L'Apocalypse donne un élément historique qui permet de dater précisément
l'événement: dans le chapitre qui parle des deux témoins, un verset nous
apprend en effet que le parvis extérieur au Temple de Jérusalem a été
donné aux païens. Or, les soldats romains ont effectivement pénétré dans la
cour du Temple et pillé son trésor pendant la révolte. «On peut donc
avancer que l'un des deux Messies tués en 4 avant l'ère courante était le
héros des hymnes messianiques de Qumrân», affirme Israël Knohl.

Enfin, le chercheur avance l'hypothèse de l'identité de ce premier Messie.


Selon l'historien Flavius Josèphe, le roi Hérode, qui était à la solde des
Romains, comptait un Essénien parmi ses amis, du nom de Menahem.
Celui-ci jouait en réalité un double jeu, puisqu'il nourrissait sans doute
comme tous les Esséniens l'espoir de défaire les Romains au cours d'une
guerre.

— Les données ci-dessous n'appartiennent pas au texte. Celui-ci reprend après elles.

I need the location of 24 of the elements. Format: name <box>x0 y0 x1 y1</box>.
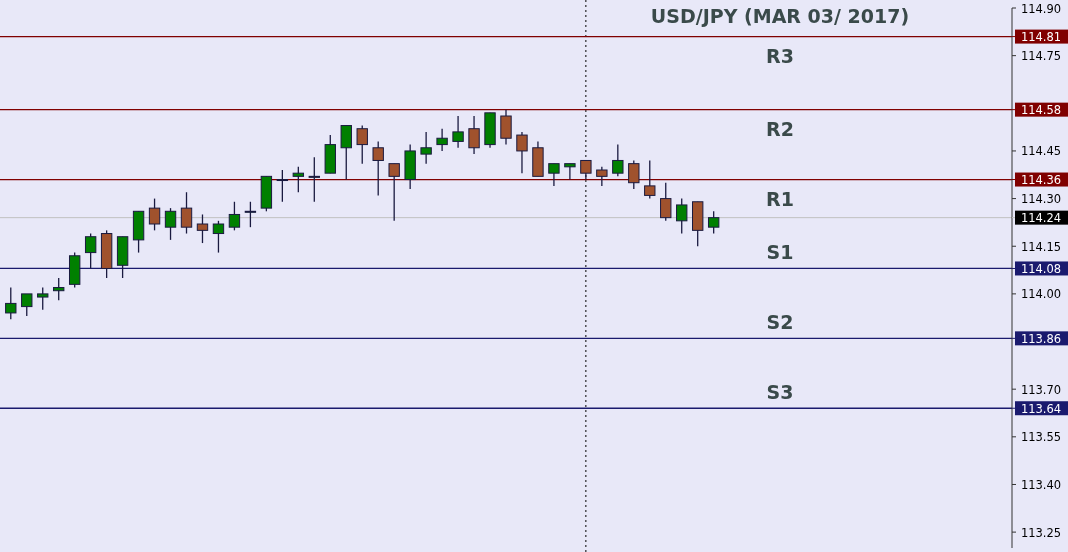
chart-title: USD/JPY (MAR 03/ 2017) <box>650 5 910 27</box>
y-tick-label: 114.00 <box>1020 287 1062 302</box>
ref-line-label: R3 <box>766 44 794 67</box>
ref-line-label: S3 <box>766 381 794 404</box>
y-tick-label: 113.40 <box>1020 477 1062 492</box>
y-tick-label: 114.15 <box>1020 239 1062 254</box>
y-tick-label: 113.25 <box>1020 525 1062 540</box>
y-tick-label: 114.90 <box>1020 1 1062 16</box>
y-tick-label: 113.55 <box>1020 430 1062 445</box>
y-tick-label: 114.30 <box>1020 192 1062 207</box>
y-tick-label: 114.58 <box>1020 103 1062 118</box>
y-tick-label: 114.36 <box>1020 173 1062 188</box>
y-tick-label: 114.75 <box>1020 49 1062 64</box>
ref-line-label: R1 <box>766 187 794 210</box>
ref-line-label: S1 <box>766 241 794 264</box>
y-tick-label: 114.81 <box>1020 30 1062 45</box>
y-tick-label: 114.08 <box>1020 261 1062 276</box>
ref-line-label: S2 <box>766 311 794 334</box>
ref-line-label: R2 <box>766 117 794 140</box>
y-tick-label: 113.86 <box>1020 331 1062 346</box>
y-tick-label: 113.64 <box>1020 401 1062 416</box>
y-tick-label: 114.45 <box>1020 144 1062 159</box>
y-tick-label: 113.70 <box>1020 382 1062 397</box>
y-tick-label: 114.24 <box>1020 211 1062 226</box>
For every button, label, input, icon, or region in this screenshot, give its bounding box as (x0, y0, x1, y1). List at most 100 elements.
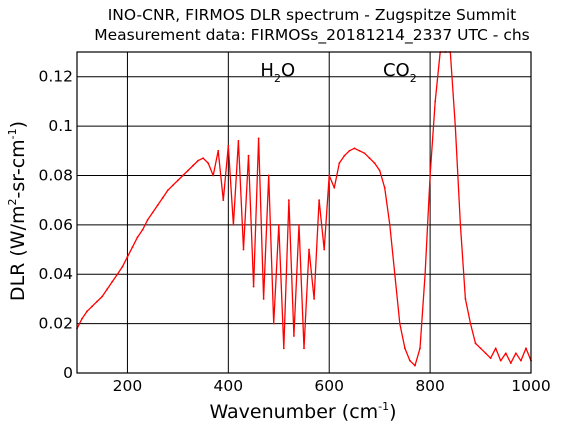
y-tick-label: 0.08 (38, 166, 73, 184)
tick-labels: 200 400 600 800 1000 0 0.02 0.04 0.06 0.08 0.1 0.12 (38, 68, 550, 395)
data-point (131, 246, 134, 248)
data-point (161, 196, 164, 199)
data-point (489, 357, 492, 360)
data-point (343, 154, 346, 157)
data-point (207, 162, 210, 165)
data-point (338, 162, 341, 165)
chart-title: INO-CNR, FIRMOS DLR spectrum - Zugspitze… (108, 6, 517, 24)
x-tick-label: 400 (214, 377, 244, 395)
data-point (247, 154, 250, 157)
band-label-main: CO (383, 60, 410, 81)
data-point (192, 164, 194, 167)
data-point (398, 322, 401, 325)
data-point (81, 317, 83, 320)
data-point (383, 186, 386, 189)
y-tick-label: 0.02 (38, 315, 73, 333)
data-point (146, 219, 149, 221)
x-tick-label: 200 (113, 377, 143, 395)
data-point (378, 169, 381, 172)
data-point (504, 352, 507, 355)
data-point (272, 322, 275, 325)
data-point (267, 174, 270, 177)
data-point (96, 300, 99, 303)
data-point (348, 149, 351, 152)
chart-subtitle: Measurement data: FIRMOSs_20181214_2337 … (94, 26, 530, 45)
data-point (136, 236, 139, 239)
data-point (313, 298, 315, 300)
data-point (217, 149, 220, 152)
data-point (419, 347, 421, 350)
data-point (227, 144, 230, 147)
data-point (277, 223, 280, 226)
data-point (424, 273, 426, 276)
y-axis-label-sup1: 2 (6, 198, 19, 205)
band-label: H2O (260, 60, 295, 85)
data-point (323, 248, 326, 251)
y-axis-label-part3: ) (7, 121, 29, 128)
x-axis-label-end: ) (389, 401, 396, 423)
y-tick-label: 0 (63, 364, 73, 382)
x-axis-label-sup: -1 (378, 400, 389, 413)
data-point (393, 273, 396, 276)
y-tick-label: 0.12 (38, 68, 73, 86)
data-point (454, 125, 457, 127)
data-point (459, 223, 462, 226)
data-point (126, 256, 129, 258)
data-point (464, 298, 467, 300)
annotations: H2O CO2 (260, 60, 416, 85)
band-label: CO2 (383, 60, 417, 85)
x-axis-label-main: Wavenumber (cm (209, 401, 378, 423)
data-point (298, 223, 300, 226)
data-point (525, 347, 527, 350)
y-axis-label: DLR (W/m2-sr-cm-1) (6, 121, 29, 301)
band-label-sub: 2 (274, 72, 281, 85)
data-point (111, 280, 114, 283)
data-point (484, 352, 487, 355)
y-axis-label-sup2: -1 (6, 128, 19, 139)
data-point (409, 359, 411, 362)
data-point (171, 184, 174, 187)
y-tick-label: 0.06 (38, 216, 73, 234)
data-point (166, 189, 169, 192)
data-point (116, 273, 119, 276)
data-point (494, 347, 497, 350)
data-point (222, 199, 225, 202)
band-label-tail: O (281, 60, 295, 81)
data-point (469, 322, 472, 325)
data-point (333, 186, 336, 189)
data-point (358, 149, 361, 152)
x-tick-label: 1000 (511, 377, 550, 395)
data-point (368, 157, 371, 160)
x-axis-label: Wavenumber (cm-1) (209, 400, 396, 423)
data-point (141, 228, 144, 231)
data-point (176, 179, 179, 182)
data-point (353, 147, 356, 150)
plot-frame (76, 51, 532, 374)
data-point (242, 248, 245, 251)
band-label-sub: 2 (410, 72, 417, 85)
data-point (474, 342, 477, 345)
data-point (318, 199, 321, 202)
x-tick-label: 800 (415, 377, 445, 395)
band-label-main: H (260, 60, 274, 81)
data-point (328, 174, 331, 177)
data-point (303, 347, 305, 350)
data-point (373, 162, 376, 165)
data-point (202, 157, 205, 160)
y-tick-label: 0.04 (38, 265, 73, 283)
data-point (101, 295, 104, 298)
data-point (121, 265, 124, 268)
data-point (479, 347, 482, 350)
data-point (91, 305, 94, 308)
data-point (237, 139, 240, 142)
data-point (514, 352, 517, 355)
data-point (197, 159, 199, 162)
data-point (509, 362, 512, 365)
y-axis-label-part2: -sr-cm (7, 139, 29, 198)
y-tick-label: 0.1 (48, 117, 73, 135)
data-point (293, 335, 295, 337)
data-point (86, 310, 88, 313)
data-point (212, 174, 215, 177)
data-point (499, 359, 502, 362)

La Mishna, le plus ancien recueil de la littérature rabbinique, nous
apprend que Menahem fut excommunié. Le Talmud de Jérusalem précise
qu'il était sorti de la bonne voie. Pour Israël Knohl, l'explication de cette
excommunication est à chercher dans les aspirations messianiques de
Menahem, dont il aurait fait état publiquement. L'Hymne d'Auto-
Glorification indique en effet que l'auteur se voyait siégeant sur un «trône
de puissance» au milieu d'une assemblée d'anges. Les Juifs considéraient
une telle description comme une insulte à la gloire de Dieu. Le chercheur
imagine ensuite que Menahem aurait participé à la révolte juive qui suivit la
mort d'Hérode en 4 av. J.-C., au cours de laquelle il aurait été tué.

L'autre Messie, Israël Knohl, Albin Michel, 190 pages.